• We always followed 'nothing in life is free' training. Playtime off-lead was definitely a reward. Start small, train him to pay attention to you first and begin to ignore other stimuli. After that, recall and freeze. I think once you've trained your dog to focus on you, everything else is a lot easier. The most important thing was absolute consistency, so if you've got a dog walker - give them specific instructions. It'll all work out, you just need to be patient. I'd also highly recommend taking some time to learn about dog body language. Dogs are mostly mostly predictable and being confident in knowing what's happening reduces stress, both for you and pup!

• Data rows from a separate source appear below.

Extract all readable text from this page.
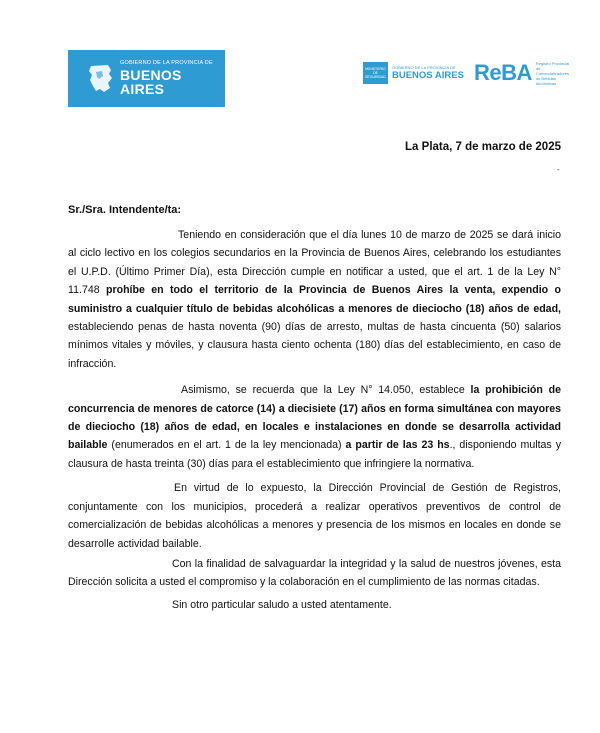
GOBIERNO DE LA PROVINCIA DE
BUENOS AIRES
MINISTERIO DE SEGURIDAD
GOBIERNO DE LA PROVINCIA DE
BUENOS AIRES ReBA Registro Provincial de Comercializadores de Bebidas Alcohólicas
La Plata, 7 de marzo de 2025
-
Sr./Sra. Intendente/ta:

Teniendo en consideración que el día lunes 10 de marzo de 2025 se dará inicio al ciclo lectivo en los colegios secundarios en la Provincia de Buenos Aires, celebrando los estudiantes el U.P.D. (Último Primer Día), esta Dirección cumple en notificar a usted, que el art. 1 de la Ley N° 11.748 prohíbe en todo el territorio de la Provincia de Buenos Aires la venta, expendio o suministro a cualquier título de bebidas alcohólicas a menores de dieciocho (18) años de edad, estableciendo penas de hasta noventa (90) días de arresto, multas de hasta cincuenta (50) salarios mínimos vitales y móviles, y clausura hasta ciento ochenta (180) días del establecimiento, en caso de infracción.

Asimismo, se recuerda que la Ley N° 14.050, establece la prohibición de concurrencia de menores de catorce (14) a diecisiete (17) años en forma simultánea con mayores de dieciocho (18) años de edad, en locales e instalaciones en donde se desarrolla actividad bailable (enumerados en el art. 1 de la ley mencionada) a partir de las 23 hs., disponiendo multas y clausura de hasta treinta (30) días para el establecimiento que infringiere la normativa.

En virtud de lo expuesto, la Dirección Provincial de Gestión de Registros, conjuntamente con los municipios, procederá a realizar operativos preventivos de control de comercialización de bebidas alcohólicas a menores y presencia de los mismos en locales en donde se desarrolle actividad bailable.

Con la finalidad de salvaguardar la integridad y la salud de nuestros jóvenes, esta Dirección solicita a usted el compromiso y la colaboración en el cumplimiento de las normas citadas.

Sin otro particular saludo a usted atentamente.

    Oh...last thing. By keeping letting dogs do stuff you don't want, it makes it tougher to train them not to do those things. If a dog pulls on the lead, stop walking. If they don't recall, put them back on the lead. Dogs need to be dependent on you (the boss) for instruction. They're much happier that way.

  • This all makes sense and mostly reflects what we've been trying to do with her. It's definitely noticeable that the things we let her get away with to start with are things that we're struggling with now. It's nothing major but just things like getting up on the sofa whenever she fancies, even if she's covered in mud.

  • Start small, train him to pay attention to you first and begin to ignore other stimuli. After that, recall and freeze. I think once you've trained your dog to focus on you, everything else is a lot easier.

    Any further advice/recommended approach on the attention bit? I think we’re 80% there on the recall but when we’ve lost his attention we just have to wait it out.